A veces, un libro te lleva a otro. Eso me sucedió este verano que acaba. Un ensayo de Simic me llevó a un libro inclasificable de Roberto Calasso. Simic y Calasso poblaron mi imaginación en medio del calor. Y por ellos, he vuelto a enamorarme de la mitología griega. De niña me fascinaban los dioses y diosas del Olimpo. De adolescente imaginé que les conocía: Afrodita me enseñaba las artes del amor, con Ártemis y Apolo aprendía el arte del tiro con arco, Atenea me enseñaba a hilar pensamientos y relatos…
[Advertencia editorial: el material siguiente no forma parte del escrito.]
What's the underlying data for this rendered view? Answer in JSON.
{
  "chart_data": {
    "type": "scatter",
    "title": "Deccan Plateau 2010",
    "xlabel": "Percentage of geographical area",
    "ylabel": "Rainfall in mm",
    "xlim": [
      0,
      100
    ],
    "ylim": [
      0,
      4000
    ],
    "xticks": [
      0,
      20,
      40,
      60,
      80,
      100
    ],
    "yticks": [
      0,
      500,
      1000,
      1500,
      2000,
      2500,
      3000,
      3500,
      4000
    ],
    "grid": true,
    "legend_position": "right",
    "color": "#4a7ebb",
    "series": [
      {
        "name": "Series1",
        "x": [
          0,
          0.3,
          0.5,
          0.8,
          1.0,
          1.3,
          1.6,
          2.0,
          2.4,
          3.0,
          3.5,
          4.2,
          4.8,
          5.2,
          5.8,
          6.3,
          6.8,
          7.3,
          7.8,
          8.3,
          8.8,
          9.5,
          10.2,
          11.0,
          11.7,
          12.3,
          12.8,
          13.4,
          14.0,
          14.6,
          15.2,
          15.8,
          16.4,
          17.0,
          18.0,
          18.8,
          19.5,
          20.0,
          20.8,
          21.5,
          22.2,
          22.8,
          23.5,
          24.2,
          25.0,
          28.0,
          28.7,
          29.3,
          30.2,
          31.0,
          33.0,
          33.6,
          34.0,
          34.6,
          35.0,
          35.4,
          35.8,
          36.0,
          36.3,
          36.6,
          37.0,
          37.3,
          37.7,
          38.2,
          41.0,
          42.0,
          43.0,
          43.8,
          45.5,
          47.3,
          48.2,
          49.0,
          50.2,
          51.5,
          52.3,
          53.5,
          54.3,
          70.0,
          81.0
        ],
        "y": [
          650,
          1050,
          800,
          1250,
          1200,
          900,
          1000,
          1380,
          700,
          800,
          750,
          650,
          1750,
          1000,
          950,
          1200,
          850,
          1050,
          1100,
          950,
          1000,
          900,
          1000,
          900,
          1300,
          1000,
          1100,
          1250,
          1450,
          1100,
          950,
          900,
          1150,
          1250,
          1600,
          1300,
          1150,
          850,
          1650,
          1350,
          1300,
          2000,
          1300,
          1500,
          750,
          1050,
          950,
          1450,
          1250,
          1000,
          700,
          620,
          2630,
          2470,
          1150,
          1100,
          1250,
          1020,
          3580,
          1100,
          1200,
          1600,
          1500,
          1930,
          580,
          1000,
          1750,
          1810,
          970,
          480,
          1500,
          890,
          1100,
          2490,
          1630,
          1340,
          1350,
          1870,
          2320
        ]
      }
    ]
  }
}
Calasso, en Las bodas de Cadmo y Harmonía habla de los dioses con familiaridad, como si los hubiera conocido. Cuenta sus historias, refiere diferentes versiones de un mismo mito, fascinado por todas ellas. Dice
«Los griegos se acostumbraron, como a un hecho normal, a oír las mismas historias contadas con tramas diferentes. Y no existía autoridad última a la que referirse para saber cuál era la versión justa. Homero era el último nombre evocable: pero Homero no había contado todas las historias.»
Pienso en la maravilla de aceptar que un mito sea la suma de todas las versiones que existen de él. Implica una manera de entender la verdad de la que me siento cerca. Nunca hay una sola y única historia acerca de nada. Este pensamiento me da libertad, me obliga a mirar con atención y a no conformarme, me invita a jugar con la diversidad y me estimula. Me dice «cuenta, cuenta…». Y claro, tengo que contar. Soy una hija de Homero.